Hundreds of Cantabrians have turned out today to greet Prince Charles and his wife as they make their way around the city.
The city is the final stop for the prince and duchess, who have been visiting New Zealand this week as part of the Queen's diamond jubilee celebration.
They landed at Christchurch International Airport at 11.35am.
The Prince of Wales presented a copy of the letter of condolence sent to Cantabrians on the first anniversary of the February 2011 earthquake to Mayor Bob Parker.
The letter will be included in a Queen Elizabeth II Diamond Jubilee time capsule to be buried at the Queen Victoria Diamond Jubilee Clock Tower in Victoria St.
The clock, made in England in 1860, was erected on the corner of High and Manchester streets in 1897 to mark the Diamond Jubilee of Queen's Victoria's accession.
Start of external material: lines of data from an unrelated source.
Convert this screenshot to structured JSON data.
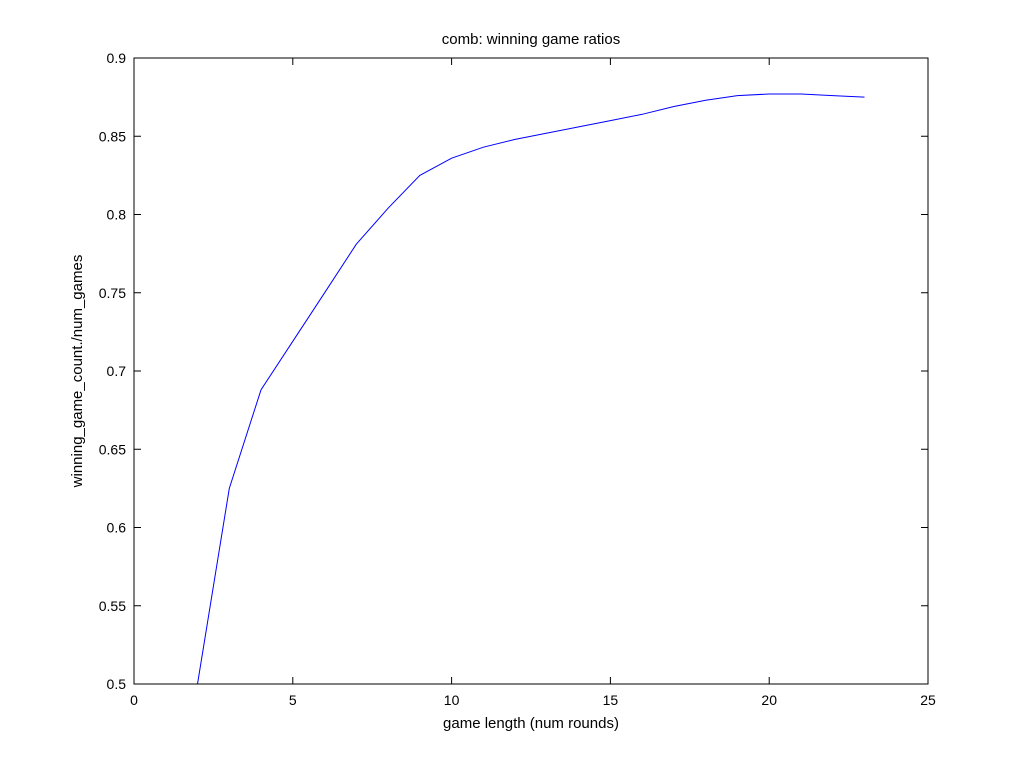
{
  "chart_data": {
    "type": "line",
    "title": "comb: winning game ratios",
    "xlabel": "game length (num rounds)",
    "ylabel": "winning_game_count./num_games",
    "xlim": [
      0,
      25
    ],
    "ylim": [
      0.5,
      0.9
    ],
    "x_ticks": [
      0,
      5,
      10,
      15,
      20,
      25
    ],
    "y_ticks": [
      0.5,
      0.55,
      0.6,
      0.65,
      0.7,
      0.75,
      0.8,
      0.85,
      0.9
    ],
    "x_tick_labels": [
      "0",
      "5",
      "10",
      "15",
      "20",
      "25"
    ],
    "y_tick_labels": [
      "0.5",
      "0.55",
      "0.6",
      "0.65",
      "0.7",
      "0.75",
      "0.8",
      "0.85",
      "0.9"
    ],
    "grid": false,
    "series": [
      {
        "color": "#0000ff",
        "x": [
          2,
          3,
          4,
          5,
          6,
          7,
          8,
          9,
          10,
          11,
          12,
          13,
          14,
          15,
          16,
          17,
          18,
          19,
          20,
          21,
          22,
          23
        ],
        "y": [
          0.5,
          0.625,
          0.688,
          0.719,
          0.75,
          0.781,
          0.804,
          0.825,
          0.836,
          0.843,
          0.848,
          0.852,
          0.856,
          0.86,
          0.864,
          0.869,
          0.873,
          0.876,
          0.877,
          0.877,
          0.876,
          0.875
        ]
      }
    ]
  }
}
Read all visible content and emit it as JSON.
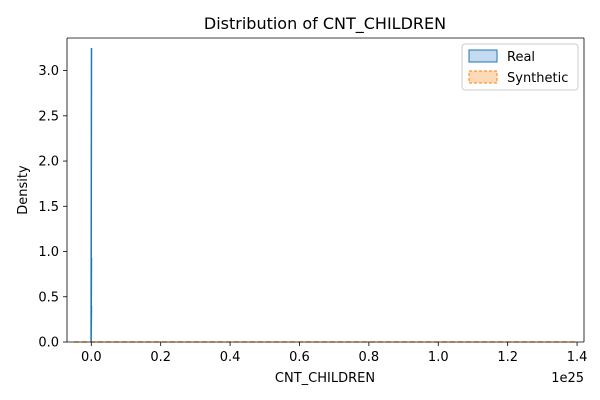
{
  "chart_data": {
    "type": "area",
    "title": "Distribution of CNT_CHILDREN",
    "xlabel": "CNT_CHILDREN",
    "ylabel": "Density",
    "x_offset_label": "1e25",
    "xlim": [
      -0.07,
      1.42
    ],
    "ylim": [
      0,
      3.36
    ],
    "x_scale_factor": 1e+25,
    "xticks": [
      0.0,
      0.2,
      0.4,
      0.6,
      0.8,
      1.0,
      1.2,
      1.4
    ],
    "xtick_labels": [
      "0.0",
      "0.2",
      "0.4",
      "0.6",
      "0.8",
      "1.0",
      "1.2",
      "1.4"
    ],
    "yticks": [
      0.0,
      0.5,
      1.0,
      1.5,
      2.0,
      2.5,
      3.0
    ],
    "ytick_labels": [
      "0.0",
      "0.5",
      "1.0",
      "1.5",
      "2.0",
      "2.5",
      "3.0"
    ],
    "grid": false,
    "legend_position": "top-right",
    "series": [
      {
        "name": "Real",
        "color": "#1f77b4",
        "fill": "#c6dbef",
        "line_style": "solid",
        "points": [
          [
            0.0,
            0.0
          ],
          [
            0.0,
            3.25
          ],
          [
            0.0,
            0.0
          ],
          [
            0.0,
            0.93
          ],
          [
            0.0,
            0.0
          ],
          [
            0.0,
            0.4
          ],
          [
            0.0,
            0.0
          ]
        ]
      },
      {
        "name": "Synthetic",
        "color": "#ff7f0e",
        "fill": "#fdd9b5",
        "line_style": "dashed",
        "points": [
          [
            -0.05,
            0.0
          ],
          [
            1.4,
            0.0
          ]
        ]
      }
    ]
  }
}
In 1930 it was moved to its present site in Victoria St.
RED ZONE RESIDENTS MEET ROYALS
About 15 red-zoned residents gathered in Oxford Tce to greet Prince Charles and Camilla this morning.
Bangor St resident Hillary Ruscoe said she was glad the prince would see the earthquake damage.
"I think everybody should have a look and see what we've been through. The Archbishop of Canterbury was horrified when he came."
It was not her first encounter with royalty. She met Princess Margaret in 1948 and saw Prince Philip a year later.
"This will probably be my last royal sighting," Ruscoe said.
"I'm very excited to see him."
Bexley residents Sue and Barry Tutt had been invited to meet the Prince of Wales.
"It's very exciting. Doesn't happen every day," Sue said.
"It will be good for him to go into the buildings to appreciate the damage. Photographs don't do it justice."
The couple said they were nervous to meet the prince but would "follow his lead".
Canterbury Earthquake Recovery Minister Gerry Brownlee and Canterbury Earthquake Recovery Authority chief executive Roger Sutton will talk to the prince about liquefaction before he is shown some of the abandoned properties.
Earlier, as the prince and duchess arrived in central Christchurch, the crowd of about 200 clapped and cheered.
The royal couple were welcomed to the Christchurch City Council offices in Worcester Boulevard by Ngai Tahu performing a Maori welcome.
Mayor Bob Parker, council chief executive Tony Marryatt, Brownlee and Sutton welcomed the pair.
Prime Minister John Key, who accompanied the royal couple, quickly fixed his collar before sitting down beside Charles for the official welcome.
About 20 people who were seriously injured in the February 2011 earthquake met privately with the royal couple.
Charles and the duchess, accompanied by Brownlee, met inside the council building.
The group of survivors included people who had limbs amputated, crush injuries, head and spinal injuries and severe brain injuries.
Christchurch woman Helen Elliott was in the crowd to see the royal couple, and said she had quite a list of royals she had already met - Prince Edward at Windsor Castle just after the Queen's mother had died and the Queen herself in Greymouth.
As a child Elliott remembered thousands and thousands of people in Greymouth queuing and waving to the Queen, but today it was a demure crowd of about 200.
"My family laugh at me because I'm a real royalist," she said.
She managed to shake Camilla's hand and said it felt "thin and bony, not like it had done much work like us".
A DAY IN THE LIFE OF...
The royal couple will tour the central city to see how the city is recovering after the earthquakes before driving from Oxford Tce, where they will meet former residents, and continue to the Diamond Jubilee Clock in Victoria St.
About 1.30pm, they will arrive at the Colombo St entrance to the City Mall and are expected to visit the Re:Start mall.
At 2pm, the couple will meet volunteer organisation representatives at the corner of Cashel St and Oxford Tce.
This afternoon they will attend the Canterbury A&P Show, where Charles will present the award for supreme animal in show.
They will leave about 10.30pm, heading for Darwin.